Tuesday 17 May 2011

Apple Of My Eye: Helene Hanff

I have never been to New York, but I've read the book.

I discovered it twenty-five years ago, and it planted in my brain a notion of the city which is so exciting and alluring that I have a ready answer when someone says, 'If you could do just one thing before you die..'

In 1975, at the age of fifty-nine, five years after the hugely successful 84, Charing Cross Road, Helene Hanff was asked by a publisher of travel books to write the words for a tourist guide to her native New York. It was a dream assignment because, as she told herself at the time, she knew the city like the back of her hand. Only when she went to the Public Library, took home three books about New York and compiled a list of the eight attractions to make all three, did it dawn on her that she didn't know the place as well as she thought. Several must-see attractions, she had never seen at all; and she set out with a friend on a quirky, upbeat and enlightening voyage of discovery which the following year she worked up into book of her own - Apple Of My Eye.

Helene Hanff

Apart from the fact that her enthusiasm is catching and her writing style, as in all her books, easy, engaging and forward-flowing, what I love most about Apple Of My Eye is the author's unaffected likability, which radiates from every page like a log fire in winter. Hanff never married and there is no record, in her autobiography or elsewhere, of any romance - the feeling is that although she had many good friends, she was comfortable in her own skin. She was a lifelong smoker and enjoyed a martini. She called a spade a spade. She lived in a modest apartment and would have travelled more but was afraid of flying (during her twenty-year correspondence with Frank Doel in London, on which Charing Cross Road was based, she often thought about visiting but left it too late - Frank died and Hanff didn't see the famous bookshop, or what had once been the shop, until several years later).

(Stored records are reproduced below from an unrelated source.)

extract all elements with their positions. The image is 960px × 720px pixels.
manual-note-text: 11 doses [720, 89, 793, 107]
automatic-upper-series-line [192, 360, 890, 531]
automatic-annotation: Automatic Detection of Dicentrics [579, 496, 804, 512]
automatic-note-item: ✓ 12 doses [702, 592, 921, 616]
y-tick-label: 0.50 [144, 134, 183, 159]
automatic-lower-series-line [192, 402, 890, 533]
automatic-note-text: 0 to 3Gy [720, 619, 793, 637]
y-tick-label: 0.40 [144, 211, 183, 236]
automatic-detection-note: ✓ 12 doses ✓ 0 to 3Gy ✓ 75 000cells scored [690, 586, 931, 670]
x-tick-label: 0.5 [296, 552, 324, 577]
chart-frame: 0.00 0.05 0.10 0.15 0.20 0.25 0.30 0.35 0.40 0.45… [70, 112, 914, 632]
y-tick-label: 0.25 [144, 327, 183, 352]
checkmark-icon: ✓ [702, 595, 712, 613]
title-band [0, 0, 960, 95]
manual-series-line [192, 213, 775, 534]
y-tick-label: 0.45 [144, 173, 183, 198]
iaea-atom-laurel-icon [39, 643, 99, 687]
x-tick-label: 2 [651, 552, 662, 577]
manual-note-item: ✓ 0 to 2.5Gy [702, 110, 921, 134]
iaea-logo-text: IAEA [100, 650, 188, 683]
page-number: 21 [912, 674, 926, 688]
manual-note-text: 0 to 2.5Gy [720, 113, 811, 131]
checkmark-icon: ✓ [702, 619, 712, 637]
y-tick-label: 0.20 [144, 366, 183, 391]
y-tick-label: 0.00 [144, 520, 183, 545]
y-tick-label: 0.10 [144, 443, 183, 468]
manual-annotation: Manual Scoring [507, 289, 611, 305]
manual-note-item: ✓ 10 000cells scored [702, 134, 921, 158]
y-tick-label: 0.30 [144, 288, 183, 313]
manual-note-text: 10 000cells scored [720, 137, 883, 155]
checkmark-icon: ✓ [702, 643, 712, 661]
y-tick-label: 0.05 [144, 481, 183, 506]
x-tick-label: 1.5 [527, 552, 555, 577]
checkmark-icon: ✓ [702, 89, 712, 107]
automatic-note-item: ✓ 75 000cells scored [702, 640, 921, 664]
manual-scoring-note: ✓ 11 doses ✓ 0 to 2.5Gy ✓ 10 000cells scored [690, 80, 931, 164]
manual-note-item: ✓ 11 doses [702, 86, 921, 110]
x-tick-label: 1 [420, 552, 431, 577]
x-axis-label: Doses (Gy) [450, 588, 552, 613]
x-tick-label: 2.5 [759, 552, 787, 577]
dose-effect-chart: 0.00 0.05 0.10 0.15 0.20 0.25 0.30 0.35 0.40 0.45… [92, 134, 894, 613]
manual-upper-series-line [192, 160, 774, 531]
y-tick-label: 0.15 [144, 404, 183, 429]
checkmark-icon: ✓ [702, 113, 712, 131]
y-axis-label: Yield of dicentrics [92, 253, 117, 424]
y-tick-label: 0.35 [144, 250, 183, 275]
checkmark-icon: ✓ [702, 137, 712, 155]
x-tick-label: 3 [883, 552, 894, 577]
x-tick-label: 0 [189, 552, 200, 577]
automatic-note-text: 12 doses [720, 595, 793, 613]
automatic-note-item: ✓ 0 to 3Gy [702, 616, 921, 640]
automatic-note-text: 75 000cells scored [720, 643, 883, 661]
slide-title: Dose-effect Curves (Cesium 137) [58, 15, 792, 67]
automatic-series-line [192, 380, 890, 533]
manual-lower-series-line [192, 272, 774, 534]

In this passage about the Cloisters museum, high above the Hudson, she muses about John D. Rockefeller Jr's one-off creation, assembled from fragments of twelfth and thirteenth century European buildings stone for stone:

'.. no European can imagine being born in a country which was a wilderness three hundred years ago, in which a building seven hundred years old is literally unimaginable. John D. Jr knew that millions of Americans had no hope of seeing Europe, but might manage to see New York. Since his countrymen couldn't travel abroad to see medieval architecture, he brought medieval architecture to them.'

Helene Hanff died in 1997, aged eighty.